More than 50 children are being treated with a medicine that binds itself to lead in the bloodstream so it can be released as urine.
They are expecting 50 more children in the next few weeks.
“[With] some of the initial samples that were taken and sent off for testing in Europe we’re finding some levels over 300, which is just quite shocking for people who would normally treat levels under 10,” explains Dr. Jenny McKinsey, an MSF medical officer.
But mining in the region continues and many people remain in some of the worst affected villages.
The Blacksmith Institute — a global leader in pollution clean-up operations — is trying to remove the highly toxic topsoil in some of the villages. But with the onset of the rainy season it’s a race against time, as the rains make many of the roads impassable and spread the lead throughout the area.

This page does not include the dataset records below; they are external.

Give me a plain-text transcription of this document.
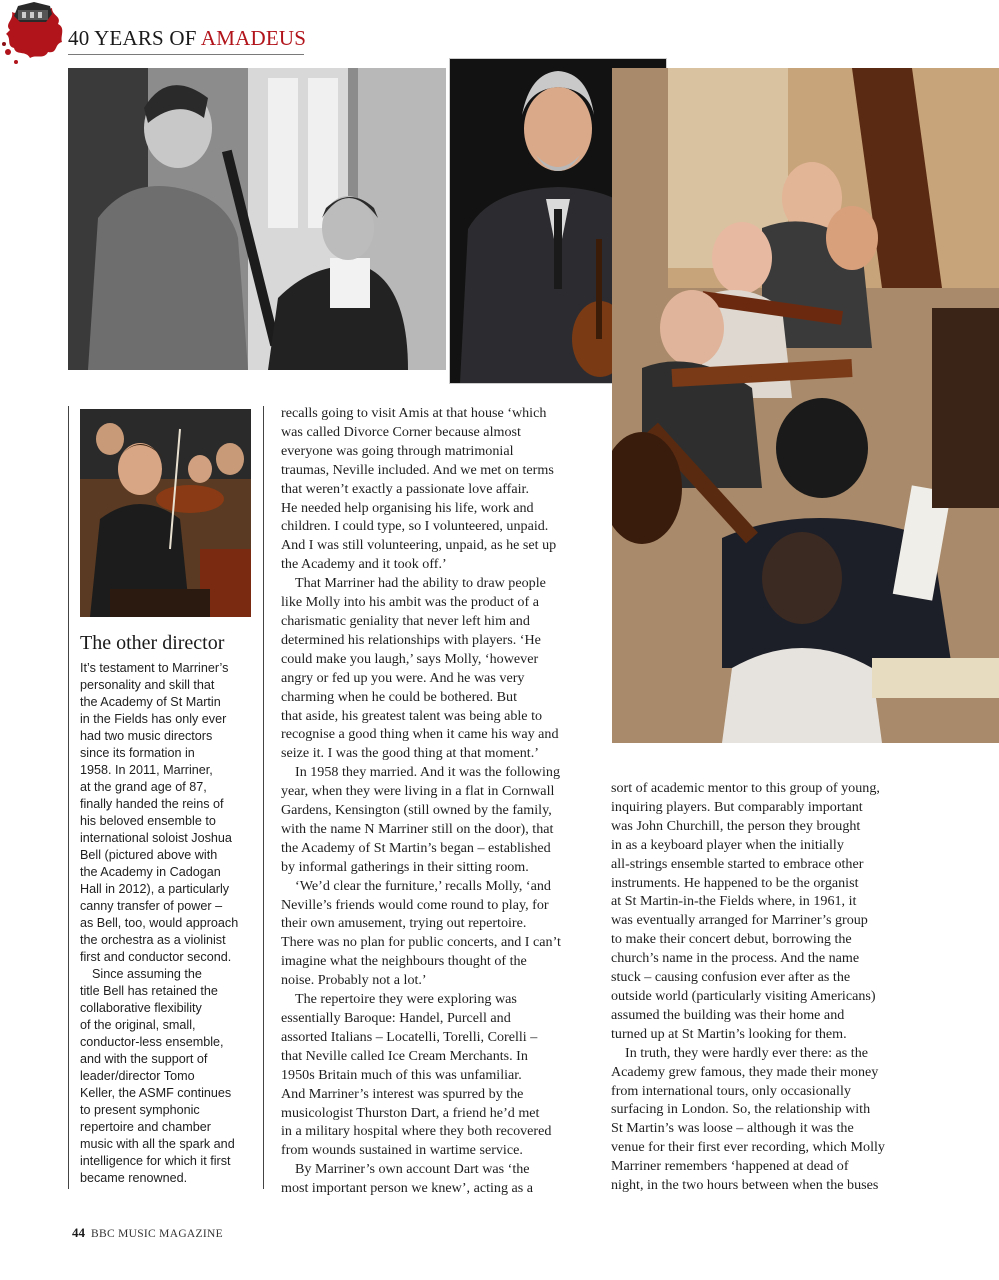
40 YEARS OF AMADEUS
The other director
It’s testament to Marriner’s
personality and skill that
the Academy of St Martin
in the Fields has only ever
had two music directors
since its formation in
1958. In 2011, Marriner,
at the grand age of 87,
finally handed the reins of
his beloved ensemble to
international soloist Joshua
Bell (pictured above with
the Academy in Cadogan
Hall in 2012), a particularly
canny transfer of power –
as Bell, too, would approach
the orchestra as a violinist
first and conductor second.
Since assuming the
title Bell has retained the
collaborative flexibility
of the original, small,
conductor-less ensemble,
and with the support of
leader/director Tomo
Keller, the ASMF continues
to present symphonic
repertoire and chamber
music with all the spark and
intelligence for which it first
became renowned.
recalls going to visit Amis at that house ‘which
was called Divorce Corner because almost
everyone was going through matrimonial
traumas, Neville included. And we met on terms
that weren’t exactly a passionate love affair.
He needed help organising his life, work and
children. I could type, so I volunteered, unpaid.
And I was still volunteering, unpaid, as he set up
the Academy and it took off.’
That Marriner had the ability to draw people
like Molly into his ambit was the product of a
charismatic geniality that never left him and
determined his relationships with players. ‘He
could make you laugh,’ says Molly, ‘however
angry or fed up you were. And he was very
charming when he could be bothered. But
that aside, his greatest talent was being able to
recognise a good thing when it came his way and
seize it. I was the good thing at that moment.’
In 1958 they married. And it was the following
year, when they were living in a flat in Cornwall
Gardens, Kensington (still owned by the family,
with the name N Marriner still on the door), that
the Academy of St Martin’s began – established
by informal gatherings in their sitting room.
‘We’d clear the furniture,’ recalls Molly, ‘and
Neville’s friends would come round to play, for
their own amusement, trying out repertoire.
There was no plan for public concerts, and I can’t
imagine what the neighbours thought of the
noise. Probably not a lot.’
The repertoire they were exploring was
essentially Baroque: Handel, Purcell and
assorted Italians – Locatelli, Torelli, Corelli –
that Neville called Ice Cream Merchants. In
1950s Britain much of this was unfamiliar.
And Marriner’s interest was spurred by the
musicologist Thurston Dart, a friend he’d met
in a military hospital where they both recovered
from wounds sustained in wartime service.
By Marriner’s own account Dart was ‘the
most important person we knew’, acting as a
sort of academic mentor to this group of young,
inquiring players. But comparably important
was John Churchill, the person they brought
in as a keyboard player when the initially
all-strings ensemble started to embrace other
instruments. He happened to be the organist
at St Martin-in-the Fields where, in 1961, it
was eventually arranged for Marriner’s group
to make their concert debut, borrowing the
church’s name in the process. And the name
stuck – causing confusion ever after as the
outside world (particularly visiting Americans)
assumed the building was their home and
turned up at St Martin’s looking for them.
In truth, they were hardly ever there: as the
Academy grew famous, they made their money
from international tours, only occasionally
surfacing in London. So, the relationship with
St Martin’s was loose – although it was the
venue for their first ever recording, which Molly
Marriner remembers ‘happened at dead of
night, in the two hours between when the buses
44 BBC MUSIC MAGAZINE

“We are moving quickly to avert a catastrophe as the rainy season approaches,” they warn in a statement.
But at the hospital, the doctors remain cautiously optimistic. “Yes, we’re hoping to stop the acute poisoning,” explained McKinsey.
“As for how low we can get the levels no-one seems to know. We’ve been speaking with specialist toxicologists around the world, getting their opinions and they’re all very interested and waiting to see what will happen.”
But as Rabiu Mohammed closes the wire gate to the graveyard and takes the short walk home — this place is poisoned forever.